À l'hôpital général de Makiso-Kisangani, l'infirmière Mélanie Asimbo, en service depuis début 2000, n'a toujours pas touché à son salaire. 26 ans après les tristes événements de la guerre des 6 jours, Asimbo appelle le gouvernement congolais à l'intégrer parmi les fonctionnaires.
L'hôpital général de Makiso-Kisangani a accueilli des centaines des blessés dès le premier jour de la guerre des 6 jours. Alors que d'autres membre du corps soignant abandonnaient l'hôpital, Mélanie Asimbo, toute jeune à l'époque, avait décidé de rester à son poste pour prendre soins des malades.
« Il y avait des blessés partout ici dans la cour. Je torchonnais leur sang ici, c'était abondant », se souvient l'infirmière qui, au-delà de soigner, s'est transformée en hygiéniste et cuisinière des blessés dont les familles ne pouvaient pas se rendre à l'hôpital.
Et d’ajouter :
« Nous prenions soin d'eux très bien. C'était à nous de cuisiner pour eux quand les ONG apportaient de la nourriture. Et nous faisions leur lessive régulièrement. Après, on les soignait encore ».
L'hôpital général de Makiso-Kisangani se situe à environ 2000 mètres de l'aéroport militaire de Simsimi. Cette infrastructure stratégique pendant la guerre a été plusieurs fois visée par des bombes, car convoitée par les deux belligérants. Et Mélanie se souvient : « des balles tombaient sur nous ici à l'hôpital ».

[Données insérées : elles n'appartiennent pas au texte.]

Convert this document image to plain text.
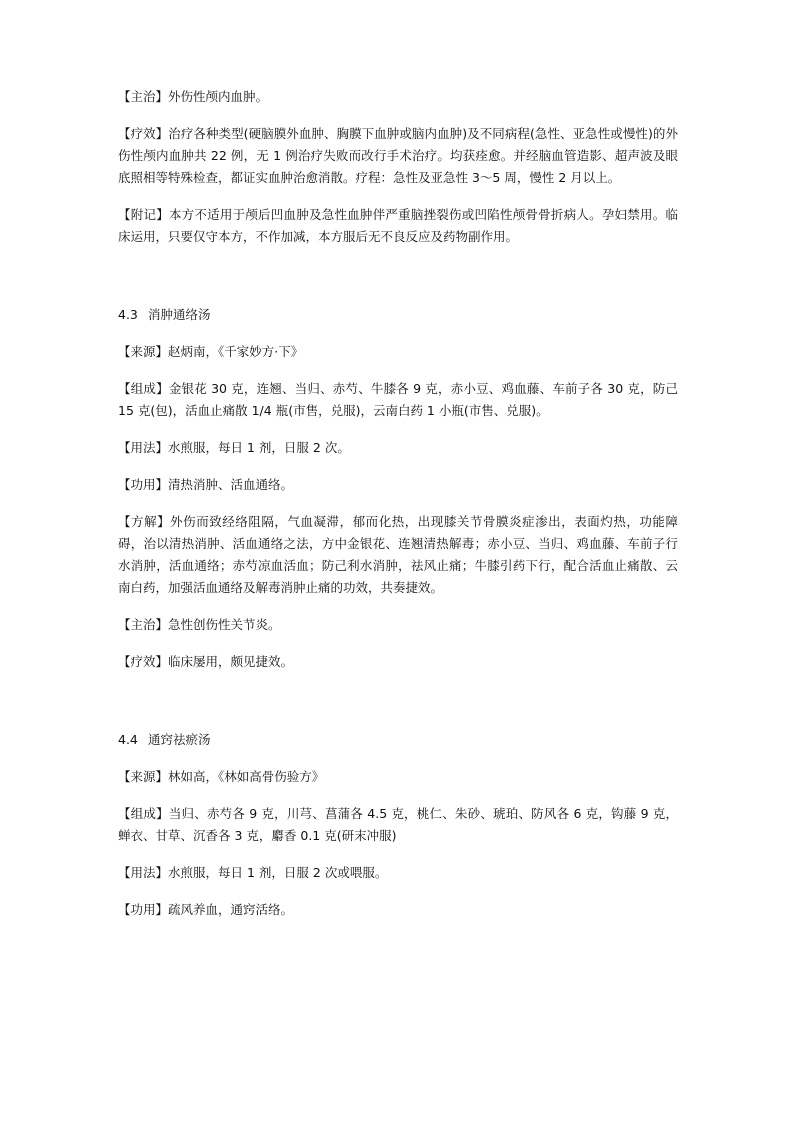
【主治】外伤性颅内血肿。

【疗效】治疗各种类型(硬脑膜外血肿、胸膜下血肿或脑内血肿)及不同病程(急性、亚急性或慢性)的外伤性颅内血肿共 22 例，无 1 例治疗失败而改行手术治疗。均获痊愈。并经脑血管造影、超声波及眼底照相等特殊检查，都证实血肿治愈消散。疗程：急性及亚急性 3～5 周，慢性 2 月以上。

【附记】本方不适用于颅后凹血肿及急性血肿伴严重脑挫裂伤或凹陷性颅骨骨折病人。孕妇禁用。临床运用，只要仅守本方，不作加减，本方服后无不良反应及药物副作用。

4.3 消肿通络汤

【来源】赵炳南，《千家妙方·下》

【组成】金银花 30 克，连翘、当归、赤芍、牛膝各 9 克，赤小豆、鸡血藤、车前子各 30 克，防己 15 克(包)，活血止痛散 1/4 瓶(市售，兑服)，云南白药 1 小瓶(市售、兑服)。

【用法】水煎服，每日 1 剂，日服 2 次。

【功用】清热消肿、活血通络。

【方解】外伤而致经络阻隔，气血凝滞，郁而化热，出现膝关节骨膜炎症渗出，表面灼热，功能障碍，治以清热消肿、活血通络之法，方中金银花、连翘清热解毒；赤小豆、当归、鸡血藤、车前子行水消肿，活血通络；赤芍凉血活血；防己利水消肿，祛风止痛；牛膝引药下行，配合活血止痛散、云南白药，加强活血通络及解毒消肿止痛的功效，共奏捷效。

【主治】急性创伤性关节炎。

【疗效】临床屡用，颇见捷效。

4.4 通窍祛瘀汤

【来源】林如高，《林如高骨伤验方》

【组成】当归、赤芍各 9 克，川芎、菖蒲各 4.5 克，桃仁、朱砂、琥珀、防风各 6 克，钩藤 9 克，蝉衣、甘草、沉香各 3 克，麝香 0.1 克(研末冲服)

【用法】水煎服，每日 1 剂，日服 2 次或喂服。

【功用】疏风养血，通窍活络。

5 juin 2000, 5 juin 2026, cela fait exactement 26 ans que Mélanie Asimbo a vécu tous ses événements. Si elle se réjouit d'avoir été une aide pour les blessés, son plus grand regret est alors sa situation salariale. 26 ans de service, elle n'est toujours pas reconnue comme agente de l'Etat. Par conséquent, elle se contente de la prime mensuelle de l'hôpital.
« Je suis venue trop jeune, je vieillis et je crains de partir sans rien, sans avoir pu construire quoi que ce soit pour ma vie. Malgré toutes les guerres, y compris celle des Six Jours, je n’ai reçu aucune reconnaissance. Je demande à l’État de nous rémunérer et de nous intégrer comme fonctionnaires », dit-elle en présence de ses consœurs, toutes désolées.
Mélanie Asimbo reste encore active à l'hôpital et espère toujours. Elle travaille à côté de Charlie Yenga qui a touché à son premier salaire d'infirmière en février 2026, soit 29 ans sans salaire. Les deux ont évoqué également le cas d'un autre infirmier, Papa Solomo, d'heureuse mémoire, qui avait aussi soigné des blessés sous les obus de la guerre des 6 jours, mais impayés jusqu'au jour de sa mort.